Choice attributes related to the shopping trip, i.e. travel time and cost, do not show any notable effects throughout either of the model formulations, which we believe is mostly related to the experimental setting that had a focus on the pandemic-related attributes such as infection risk and waiting time in front of the grocery store. Said attributes exhibit strong and expected effects, with their absolute and relative values being consistent with the expectations. Strong and persistent effects are also found for shopping and delivery costs, both showing similar (i.e. context-independent) cost sensitivities of respondents. Accounting for random heterogeneity again increases the estimated cost sensitivity, which directly translates into decreased WTP indicators for a decrease in delivery time, waiting time and risk of infection. Interestingly, results of a partworth analysis show that shopping and delivery cost are the most important choice attributes also in the pandemic case, while the risk of infection is perceived as rather unimportant, underlining the relatively relaxed attitudes of the Swiss population in context of the COVID-19 pandemic. Results also suggest that the COVID-19 death risk as presented in our experimental framing was valued rather low by the respondents, and that the relatively unrestricted Swiss containment measures are in line with the respondents’ average preferences (i.e. value of statistical life; VSL) – at least as far as we can conclude it from the current experimental context on shopping channel choice.
In the models with random components, the pandemic condition only exhibits a significant effect on the delivery time sensitivity, but not on shopping and delivery cost sensitivity. Results show that the value of delivery time savings (VDTS) decreases from about 10.8 CHF/day in the regular to 7.4 CHF/day in the pandemic case, indicating that respondents show an increased patience when waiting for the delivery of the ordered groceries. Results are comparable to a similar study conducted in Zurich, Switzerland, where the WTP and MPE in the non-pandemic case lie in similar range (Schmid and Axhausen, 2019). The attitudes towards online shopping exhibit a strong effect on utility, but the corresponding LV structural equation is mostly driven by random heterogeneity, where only income (positive) and retirement (negative) show a significant effect on the LV. Compared to the reduced-form MIXL model, including attitudes in the choice model does not affect results substantially, concluding that in the current case incorporating the LV did not add a substantial improvement of behavioral insights.

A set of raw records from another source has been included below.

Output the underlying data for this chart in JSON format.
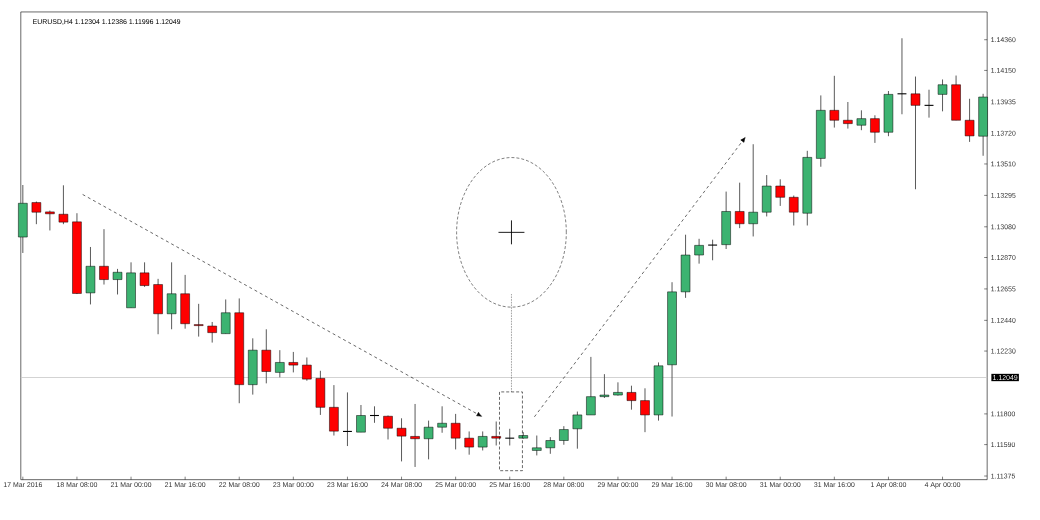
{
  "chart_data": {
    "type": "candlestick",
    "title": "EURUSD,H4 1.12304 1.12386 1.11996 1.12049",
    "categories": [
      "17 Mar 2016",
      null,
      null,
      null,
      "18 Mar 08:00",
      null,
      null,
      null,
      "21 Mar 00:00",
      null,
      null,
      null,
      "21 Mar 16:00",
      null,
      null,
      null,
      "22 Mar 08:00",
      null,
      null,
      null,
      "23 Mar 00:00",
      null,
      null,
      null,
      "23 Mar 16:00",
      null,
      null,
      null,
      "24 Mar 08:00",
      null,
      null,
      null,
      "25 Mar 00:00",
      null,
      null,
      null,
      "25 Mar 16:00",
      null,
      null,
      null,
      "28 Mar 08:00",
      null,
      null,
      null,
      "29 Mar 00:00",
      null,
      null,
      null,
      "29 Mar 16:00",
      null,
      null,
      null,
      "30 Mar 08:00",
      null,
      null,
      null,
      "31 Mar 00:00",
      null,
      null,
      null,
      "31 Mar 16:00",
      null,
      null,
      null,
      "1 Apr 08:00",
      null,
      null,
      null,
      "4 Apr 00:00",
      null,
      null,
      null
    ],
    "ohlc": [
      [
        1.1301,
        1.13366,
        1.12901,
        1.13241
      ],
      [
        1.13246,
        1.13253,
        1.13098,
        1.1318
      ],
      [
        1.13182,
        1.13191,
        1.13055,
        1.13169
      ],
      [
        1.13166,
        1.13364,
        1.13098,
        1.13112
      ],
      [
        1.13114,
        1.13173,
        1.1262,
        1.12624
      ],
      [
        1.12628,
        1.12942,
        1.12549,
        1.1281
      ],
      [
        1.1281,
        1.13064,
        1.12685,
        1.12719
      ],
      [
        1.12719,
        1.12792,
        1.12617,
        1.12769
      ],
      [
        1.12526,
        1.12837,
        1.12526,
        1.12765
      ],
      [
        1.12765,
        1.12837,
        1.12669,
        1.12678
      ],
      [
        1.12685,
        1.12724,
        1.12345,
        1.12485
      ],
      [
        1.12485,
        1.12837,
        1.12379,
        1.12622
      ],
      [
        1.12622,
        1.12751,
        1.12383,
        1.12417
      ],
      [
        1.12411,
        1.12553,
        1.12329,
        1.12404
      ],
      [
        1.12401,
        1.12429,
        1.12288,
        1.12356
      ],
      [
        1.12349,
        1.12583,
        1.12349,
        1.12492
      ],
      [
        1.12492,
        1.1259,
        1.11873,
        1.12
      ],
      [
        1.12,
        1.12317,
        1.11932,
        1.12236
      ],
      [
        1.12236,
        1.12379,
        1.12009,
        1.1209
      ],
      [
        1.12084,
        1.12236,
        1.1205,
        1.12152
      ],
      [
        1.12152,
        1.12224,
        1.12084,
        1.12134
      ],
      [
        1.12134,
        1.12186,
        1.12027,
        1.12038
      ],
      [
        1.12043,
        1.12095,
        1.11793,
        1.11845
      ],
      [
        1.11845,
        1.11997,
        1.11652,
        1.11682
      ],
      [
        1.1168,
        1.11947,
        1.1158,
        1.1168
      ],
      [
        1.11675,
        1.11861,
        1.11675,
        1.11789
      ],
      [
        1.11789,
        1.11852,
        1.11739,
        1.11789
      ],
      [
        1.11784,
        1.11789,
        1.11625,
        1.11702
      ],
      [
        1.11702,
        1.1177,
        1.11475,
        1.11648
      ],
      [
        1.11646,
        1.11868,
        1.11437,
        1.1163
      ],
      [
        1.1163,
        1.11754,
        1.11489,
        1.11709
      ],
      [
        1.11709,
        1.11852,
        1.11671,
        1.11736
      ],
      [
        1.11736,
        1.118,
        1.11557,
        1.11634
      ],
      [
        1.11634,
        1.1168,
        1.11521,
        1.11573
      ],
      [
        1.11573,
        1.1168,
        1.1155,
        1.11646
      ],
      [
        1.11646,
        1.11748,
        1.11584,
        1.11634
      ],
      [
        1.11634,
        1.11698,
        1.11584,
        1.11634
      ],
      [
        1.11634,
        1.11675,
        1.1163,
        1.11652
      ],
      [
        1.1155,
        1.11652,
        1.11516,
        1.11568
      ],
      [
        1.11568,
        1.11641,
        1.11527,
        1.11618
      ],
      [
        1.11618,
        1.11716,
        1.11589,
        1.11693
      ],
      [
        1.11698,
        1.11816,
        1.11562,
        1.11793
      ],
      [
        1.11793,
        1.1219,
        1.11793,
        1.11918
      ],
      [
        1.11918,
        1.12072,
        1.11909,
        1.11929
      ],
      [
        1.11929,
        1.12016,
        1.11925,
        1.11947
      ],
      [
        1.11947,
        1.11993,
        1.11829,
        1.11891
      ],
      [
        1.11891,
        1.11975,
        1.11675,
        1.11793
      ],
      [
        1.11793,
        1.12152,
        1.11754,
        1.12129
      ],
      [
        1.12136,
        1.12701,
        1.11782,
        1.12635
      ],
      [
        1.12635,
        1.13026,
        1.12594,
        1.12887
      ],
      [
        1.12887,
        1.12998,
        1.12828,
        1.12953
      ],
      [
        1.12955,
        1.12992,
        1.12851,
        1.12955
      ],
      [
        1.12958,
        1.13321,
        1.12928,
        1.13185
      ],
      [
        1.13185,
        1.13382,
        1.13071,
        1.13101
      ],
      [
        1.13101,
        1.13645,
        1.13014,
        1.1318
      ],
      [
        1.1318,
        1.13434,
        1.13151,
        1.13359
      ],
      [
        1.13359,
        1.13405,
        1.13223,
        1.13282
      ],
      [
        1.13282,
        1.13294,
        1.13089,
        1.1318
      ],
      [
        1.13173,
        1.136,
        1.13089,
        1.13555
      ],
      [
        1.13548,
        1.13979,
        1.13491,
        1.13877
      ],
      [
        1.13877,
        1.14113,
        1.13759,
        1.13809
      ],
      [
        1.13809,
        1.13934,
        1.13752,
        1.13786
      ],
      [
        1.13775,
        1.13877,
        1.13741,
        1.1382
      ],
      [
        1.1382,
        1.13843,
        1.13654,
        1.13727
      ],
      [
        1.13727,
        1.14009,
        1.137,
        1.13986
      ],
      [
        1.1399,
        1.1437,
        1.1385,
        1.1399
      ],
      [
        1.1399,
        1.14108,
        1.13337,
        1.13911
      ],
      [
        1.13911,
        1.14018,
        1.13827,
        1.13911
      ],
      [
        1.13986,
        1.14088,
        1.1387,
        1.14052
      ],
      [
        1.14052,
        1.14115,
        1.13809,
        1.13809
      ],
      [
        1.13809,
        1.13956,
        1.13661,
        1.13702
      ],
      [
        1.137,
        1.1399,
        1.13566,
        1.13968
      ]
    ],
    "colors": [
      "#3cb371",
      "#ff0000",
      "#ff0000",
      "#ff0000",
      "#ff0000",
      "#3cb371",
      "#ff0000",
      "#3cb371",
      "#3cb371",
      "#ff0000",
      "#ff0000",
      "#3cb371",
      "#ff0000",
      "#ff0000",
      "#ff0000",
      "#3cb371",
      "#ff0000",
      "#3cb371",
      "#ff0000",
      "#3cb371",
      "#ff0000",
      "#ff0000",
      "#ff0000",
      "#ff0000",
      "#000000",
      "#3cb371",
      "#000000",
      "#ff0000",
      "#ff0000",
      "#ff0000",
      "#3cb371",
      "#3cb371",
      "#ff0000",
      "#ff0000",
      "#3cb371",
      "#ff0000",
      "#000000",
      "#3cb371",
      "#3cb371",
      "#3cb371",
      "#3cb371",
      "#3cb371",
      "#3cb371",
      "#3cb371",
      "#3cb371",
      "#ff0000",
      "#ff0000",
      "#3cb371",
      "#3cb371",
      "#3cb371",
      "#3cb371",
      "#000000",
      "#3cb371",
      "#ff0000",
      "#3cb371",
      "#3cb371",
      "#ff0000",
      "#ff0000",
      "#3cb371",
      "#3cb371",
      "#ff0000",
      "#ff0000",
      "#3cb371",
      "#ff0000",
      "#3cb371",
      "#000000",
      "#ff0000",
      "#000000",
      "#3cb371",
      "#ff0000",
      "#ff0000",
      "#3cb371"
    ],
    "ylim": [
      1.1135,
      1.1455
    ],
    "yticks": [
      {
        "value": 1.1436,
        "label": "1.14360"
      },
      {
        "value": 1.1415,
        "label": "1.14150"
      },
      1.13935,
      {
        "value": 1.1372,
        "label": "1.13720"
      },
      {
        "value": 1.1351,
        "label": "1.13510"
      },
      1.13295,
      {
        "value": 1.1308,
        "label": "1.13080"
      },
      {
        "value": 1.1287,
        "label": "1.12870"
      },
      1.12655,
      {
        "value": 1.1244,
        "label": "1.12440"
      },
      {
        "value": 1.1223,
        "label": "1.12230"
      },
      {
        "value": 1.118,
        "label": "1.11800"
      },
      {
        "value": 1.1159,
        "label": "1.11590"
      },
      1.11375
    ],
    "ref_lines": [
      {
        "axis": "y",
        "value": 1.12049,
        "label": "1.12049",
        "color": "#c8c8c8"
      }
    ]
  }
}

This paper contributes to the general body of knowledge regarding behavioral adaptions of shopping channel choice due to the COVID-19 pandemic. While the generated insights cannot be generally applied to any place or population in the world, they are of specific relevance to countries similar to Switzerland, i.e. western, highly developed countries. In this context, marketing experts can use our results to adapt current offerings and delivery services, and better tailor them to individual preferences. The findings suggest that older, and hence more vulnerable, population segments should be specifically addressed, as these can benefit the most of grocery deliveries, and are yet those who adopt it the least. From a transport perspective, the increasing trend of online grocery shopping will translate into increasing number of delivery trips. As observable in many cities around the globe, these trips are often done using slow modes like electrified bicycles, scooters, or similar vehicles specialized for delivery. Transport regulators need to evaluate whether these patterns are desired and efficient, and whether the current infrastructure supports this shift. Finally, multiple statistical effects as well as derived indicators like the VSL suggest that the Swiss population is not as concerned with the infection risk as one would have thought. This supports the governmental strategy of applying substantially less strict measures than compared to other European countries, and provides a scientific basis for future similar situations.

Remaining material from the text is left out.